Adiós al artesano de una Almería perdida

Ramón Masats tuvo una de las miradas más irónicas de la Almería de los 50 y los 60

Ramón Masats, en un retrato de juventud, con su cámara Leica.
Ramón Masats, en un retrato de juventud, con su cámara Leica. La Voz
Manuel León
23:49 • 05 mar. 2024

Almería tuvo la ventura de que Massats, el icono de la fotografía irónica, se fijara en ella; se podía haber fijado en Lugo, pero no, se fijó en la legaña, en los molinos del Cabo, en el luto de la Chanca, en la vida rural de los cortijos del Levante almeriense. Se fijó en todo eso, Masats, ese genio de gran corpachón que se acaba de ir con 92 años, justo unas semanas antes de que concluyera en el Centro Andaluz de la Fotografía, en Almería, una muestra deliciosa con imágenes  inéditas del tiempo almeriense; fogonazos de una época mixta en la que se estaba yendo el plomo, el luto, el racionamiento al tiempo que llegaba el biquini y el Seiscientos. A veces te mueves en la vida dependiendo de dónde sean tus amigos. Y Ramón Masats los tenía, y muy buenos, en Almeria. Y uno, a la postre, termina queriendo a la tierra que quieren los que te quieren y los que tu quieres.  Eso, y su pertenencia a ese comando revolucionario de los años 50 que se llamó el Grupo Afal, cuando esto era puro Franquismo, cuando aquí, aún, de libertad nada de nada. En ese tiempo apareció por primera vez Masats por la pedestre Almería, alentando por su alter ego, nuestro Siquier. Una vez dijo para esa revista que patroneaba el versátil José María Artero: “Cuando hago alguna foto buena, lo noto enseguida en el corazón, antes de revelarla”. Massats, más catalán que Pla, revelaba y se rebelaba contra todo lo que se moviera en esa España autárquica. Y lo hacía como mejor sabía: disparando sin parar, pero no a todo lo que se movía, sino a todo lo que no se movía. 



Modernizó Masats el concepto del reportaje cutre de una España casposa en la que los únicos que salían en las fotos eran los militares, los gobernadores y los falangistas. Su archivo fotográfico, sin trampa ni cartón, habla por él y en uno de sus rediles, por fortuna, está la provincia de Almería: cientos de negativos que están ahí para que dentro de centenas de años se sepa cómo eran lo que aquí vivían. Él vivió con entusiasmos su pasión fotográfica junto a los amigos de su generación, esa generación que se juntó en racimo -milagroso racimo- en esta tierra cenicienta a través de aquella Afal. 
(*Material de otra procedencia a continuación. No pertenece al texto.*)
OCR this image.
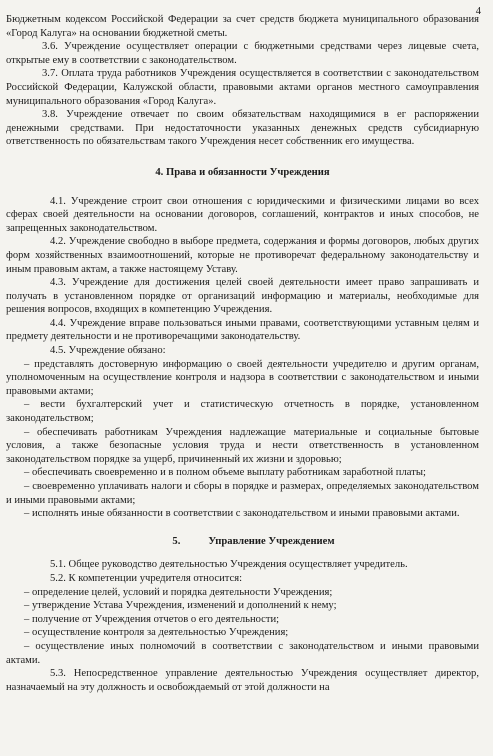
4

Бюджетным кодексом Российской Федерации за счет средств бюджета муниципального образования «Город Калуга» на основании бюджетной сметы.

3.6. Учреждение осуществляет операции с бюджетными средствами через лицевые счета, открытые ему в соответствии с законодательством.

3.7. Оплата труда работников Учреждения осуществляется в соответствии с законодательством Российской Федерации, Калужской области, правовыми актами органов местного самоуправления муниципального образования «Город Калуга».

3.8. Учреждение отвечает по своим обязательствам находящимися в ег распоряжении денежными средствами. При недостаточности указанных денежных средств субсидиарную ответственность по обязательствам такого Учреждения несет собственник его имущества.

4. Права и обязанности Учреждения

4.1. Учреждение строит свои отношения с юридическими и физическими лицами во всех сферах своей деятельности на основании договоров, соглашений, контрактов и иных способов, не запрещенных законодательством.

4.2. Учреждение свободно в выборе предмета, содержания и формы договоров, любых других форм хозяйственных взаимоотношений, которые не противоречат федеральному законодательству и иным правовым актам, а также настоящему Уставу.

4.3. Учреждение для достижения целей своей деятельности имеет право запрашивать и получать в установленном порядке от организаций информацию и материалы, необходимые для решения вопросов, входящих в компетенцию Учреждения.

4.4. Учреждение вправе пользоваться иными правами, соответствующими уставным целям и предмету деятельности и не противоречащими законодательству.

4.5. Учреждение обязано:

– представлять достоверную информацию о своей деятельности учредителю и другим органам, уполномоченным на осуществление контроля и надзора в соответствии с законодательством и иными правовыми актами;

– вести бухгалтерский учет и статистическую отчетность в порядке, установленном законодательством;

– обеспечивать работникам Учреждения надлежащие материальные и социальные бытовые условия, а также безопасные условия труда и нести ответственность в установленном законодательством порядке за ущерб, причиненный их жизни и здоровью;

– обеспечивать своевременно и в полном объеме выплату работникам заработной платы;

– своевременно уплачивать налоги и сборы в порядке и размерах, определяемых законодательством и иными правовыми актами;

– исполнять иные обязанности в соответствии с законодательством и иными правовыми актами.

5.	Управление Учреждением

5.1. Общее руководство деятельностью Учреждения осуществляет учредитель.

5.2. К компетенции учредителя относится:

– определение целей, условий и порядка деятельности Учреждения;

– утверждение Устава Учреждения, изменений и дополнений к нему;

– получение от Учреждения отчетов о его деятельности;

– осуществление контроля за деятельностью Учреждения;

– осуществление иных полномочий в соответствии с законодательством и иными правовыми актами.

5.3. Непосредственное управление деятельностью Учреждения осуществляет директор, назначаемый на эту должность и освобождаемый от этой должности на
En sus fotos se advierte esa aversión visceral que tenía por lo solemne apostando por adentrarse en los meandros de la épica cotidiana, donde un simple labriego almeriense podía lucir en sus positivados como si fuera un ministro, como hemos podido ver semanas atrás en la calle Pintor Díaz Molina, en algunas de sus creaciones impagables. 



Mojácar, el Cabo, la Vega



Masats nos lega imágenes para disfrutar: una viuda que camina por un despacho oficial en Mojácar con el retrato de un Franco ya maduro y un teléfono de baquelita; o el de una vetusta estación de gasógeno en Cabo de Gata; o un barrio almeriense de las  afueras, quizá la Vega, donde se ven penitentes caminando envueltos en una tarde aciaga que pronostica rayos y centellas; o trabajadores de Adra rebanando cañadú protegidos por sombreros de mimbre. Y vemos mujeres arrodilladas en una iglesia; o boxeadores derrotados por el sudor; o toreros rodeados por su cuadrilla sentados en sillas de anea esperando las 5 de la tarde; o un cojo corriendo con una muleta mientras una mujer encala una fachada subida en una escalera; o un niño jugando con el tricornio de su padre.